We’ve extensively covered the Amgen-Sandoz melee in previous posts (see here and here). In essence, it’s a patent infringement lawsuit that cannot be litigated until certain regulatory law matters are settled first. Two main issues were in front of the Federal Circuit, on an appeal of a March 19, 2015 decision by U.S. District Court for the Northern District of California. One was the district court’s determination that the patent dance is a voluntary process that a biosimilar applicant may or may not choose to follow. The other was the district court’s determination that a biosimilar applicant may give notice of commercial marketing under 42 U.S.C. § 262(l)(8)(A) before FDA approval.

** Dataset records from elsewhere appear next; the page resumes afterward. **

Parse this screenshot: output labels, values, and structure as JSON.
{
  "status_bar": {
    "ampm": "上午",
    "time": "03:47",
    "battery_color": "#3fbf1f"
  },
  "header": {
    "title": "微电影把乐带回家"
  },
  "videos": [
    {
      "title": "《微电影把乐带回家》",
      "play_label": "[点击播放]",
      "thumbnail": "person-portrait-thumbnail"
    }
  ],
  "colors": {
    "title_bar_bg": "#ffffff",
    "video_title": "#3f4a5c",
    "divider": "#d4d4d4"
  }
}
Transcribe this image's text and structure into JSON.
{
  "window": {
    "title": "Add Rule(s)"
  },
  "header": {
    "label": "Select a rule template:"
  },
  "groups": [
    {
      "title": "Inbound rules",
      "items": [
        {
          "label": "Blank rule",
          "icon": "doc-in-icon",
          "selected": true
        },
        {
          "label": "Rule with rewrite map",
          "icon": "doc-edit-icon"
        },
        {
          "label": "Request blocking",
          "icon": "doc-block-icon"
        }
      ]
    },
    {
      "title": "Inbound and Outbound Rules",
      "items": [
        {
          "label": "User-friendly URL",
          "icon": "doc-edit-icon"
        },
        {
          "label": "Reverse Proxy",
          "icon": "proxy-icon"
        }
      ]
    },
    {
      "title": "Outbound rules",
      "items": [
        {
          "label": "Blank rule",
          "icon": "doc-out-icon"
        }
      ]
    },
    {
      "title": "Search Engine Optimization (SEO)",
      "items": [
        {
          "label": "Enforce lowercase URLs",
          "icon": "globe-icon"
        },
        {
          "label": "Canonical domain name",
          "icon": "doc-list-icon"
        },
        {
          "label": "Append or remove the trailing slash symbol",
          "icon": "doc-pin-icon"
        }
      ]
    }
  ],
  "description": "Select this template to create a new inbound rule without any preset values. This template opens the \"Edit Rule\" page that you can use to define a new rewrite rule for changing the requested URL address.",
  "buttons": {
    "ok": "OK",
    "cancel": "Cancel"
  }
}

The decision of the Court was written by Judge Lourie. Judge Lourie’s respect for the complexity of the BPCIA may my gleaned from his first footnote. In it, he calls Winston Churchill’s characterization of Russia as “a riddle wrapped in a mystery inside an enigma” as an apt description of the BPCIA and then notes his desire to “unravel the riddle, solve the mystery, and comprehend the enigma.” Alas, that effort seems to have failed. On the patent dance issue, he conceded that the relevant language read in isolation indicates that the patent dance is mandatory. But he found that the provision must be viewed in the context of the entire statute, and in that matter he found two other provisions dispositive – 42 U.S.C. § 262(l)(9)(C) and 35 U.S.C. § 271(e).

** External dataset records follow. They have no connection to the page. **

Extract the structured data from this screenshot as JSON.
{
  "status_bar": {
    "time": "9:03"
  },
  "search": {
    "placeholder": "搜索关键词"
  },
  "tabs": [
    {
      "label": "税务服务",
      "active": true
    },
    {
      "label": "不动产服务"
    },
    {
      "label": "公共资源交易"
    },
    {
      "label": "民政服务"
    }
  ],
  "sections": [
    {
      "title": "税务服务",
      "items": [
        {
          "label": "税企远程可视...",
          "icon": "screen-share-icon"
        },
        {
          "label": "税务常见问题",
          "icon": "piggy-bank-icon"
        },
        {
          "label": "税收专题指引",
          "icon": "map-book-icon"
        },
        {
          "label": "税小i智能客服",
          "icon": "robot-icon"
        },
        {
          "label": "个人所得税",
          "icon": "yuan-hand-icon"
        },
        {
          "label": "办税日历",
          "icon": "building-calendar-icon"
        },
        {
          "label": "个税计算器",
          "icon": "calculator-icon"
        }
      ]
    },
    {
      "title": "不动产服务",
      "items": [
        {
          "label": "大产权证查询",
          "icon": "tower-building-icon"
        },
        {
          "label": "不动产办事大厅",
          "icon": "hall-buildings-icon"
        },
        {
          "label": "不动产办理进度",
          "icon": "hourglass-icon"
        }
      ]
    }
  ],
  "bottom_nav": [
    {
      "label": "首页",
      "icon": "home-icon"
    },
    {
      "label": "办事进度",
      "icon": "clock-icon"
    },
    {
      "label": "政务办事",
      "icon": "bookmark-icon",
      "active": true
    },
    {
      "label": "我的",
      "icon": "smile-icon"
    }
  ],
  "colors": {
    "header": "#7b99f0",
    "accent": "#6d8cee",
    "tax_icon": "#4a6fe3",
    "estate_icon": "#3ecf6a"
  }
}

The first provision (42 U.S.C. § 262(l)(9)(C)) provides that if a biosimilar applicant fails to provide the reference product sponsor with its application and the other patent dance information, then the reference product sponsor (but not the biosimilar applicant), may bring a declaratory judgment action for patent infringement. The second provision (35 U.S.C. § 271(e)) states that it is an act of infringement for a biosimilar applicant to fail to provide the biosimilar application and other information required by the patent dance provisions to the reference product sponsor. Taken together, these provisions were found by Judge Lourie to indicate that biosimilar applicants have two options under the law: exchange information with the reference product sponsor, or forego the patent dance and take the chance that the sponsor will sue under any applicable patent. Specifically, Judge Lourie wrote that:
read in isolation, the “shall” provision in paragraph (l)(2)(A) appears to mean that a subsection (k) applicant is required to disclose its aBLA and manufacturing information to the RPS by the deadline specified in the statute. Indeed, the BPCIA refers to such information as “required” in other provisions. See 42 U.S.C. § 262(l)(1)(B)(i), (l)(9)(A), (l)(9)(C); 35 U.S.C. § 271(e)(2)(C)(ii). Particularly, paragraph (l)(1)(B)(i) provides that “[w]hen” a subsection (k) applicant submits an aBLA to the FDA, “such applicant shall provide . . . confidential access to the information required to be produced pursuant to paragraph (2) and any other information that the subsection (k) applicant determines, in its sole discretion, to be appropriate” (emphases added). Thus, under the plain language of paragraph (l)(1)(B)(i), when an applicant chooses the abbreviated pathway for regulatory approval of its biosimilar product, it is required to disclose its aBLA and manufacturing information to the RPS no later than 20 days after the FDA’s notification of acceptance, but not when the “when” criterion is not met. . . .
We therefore conclude that, even though under paragraph (l)(2)(A), when read in isolation, a subsection (k) applicant would be required to disclose its aBLA and the manufacturing information to the RPS by the statutory deadline, we ultimately conclude that when a subsection (k) applicant fails the disclosure requirement, 42 U.S.C. § 262(l)(9)(C) and 35 U.S.C. § 271(e) expressly provide the only remedies as those being based on a claim of patent infringement. Because Sandoz took a path expressly contemplated by the BPCIA, it did not violate the BPCIA by not disclosing its aBLA and the manufacturing information by the statutory deadline.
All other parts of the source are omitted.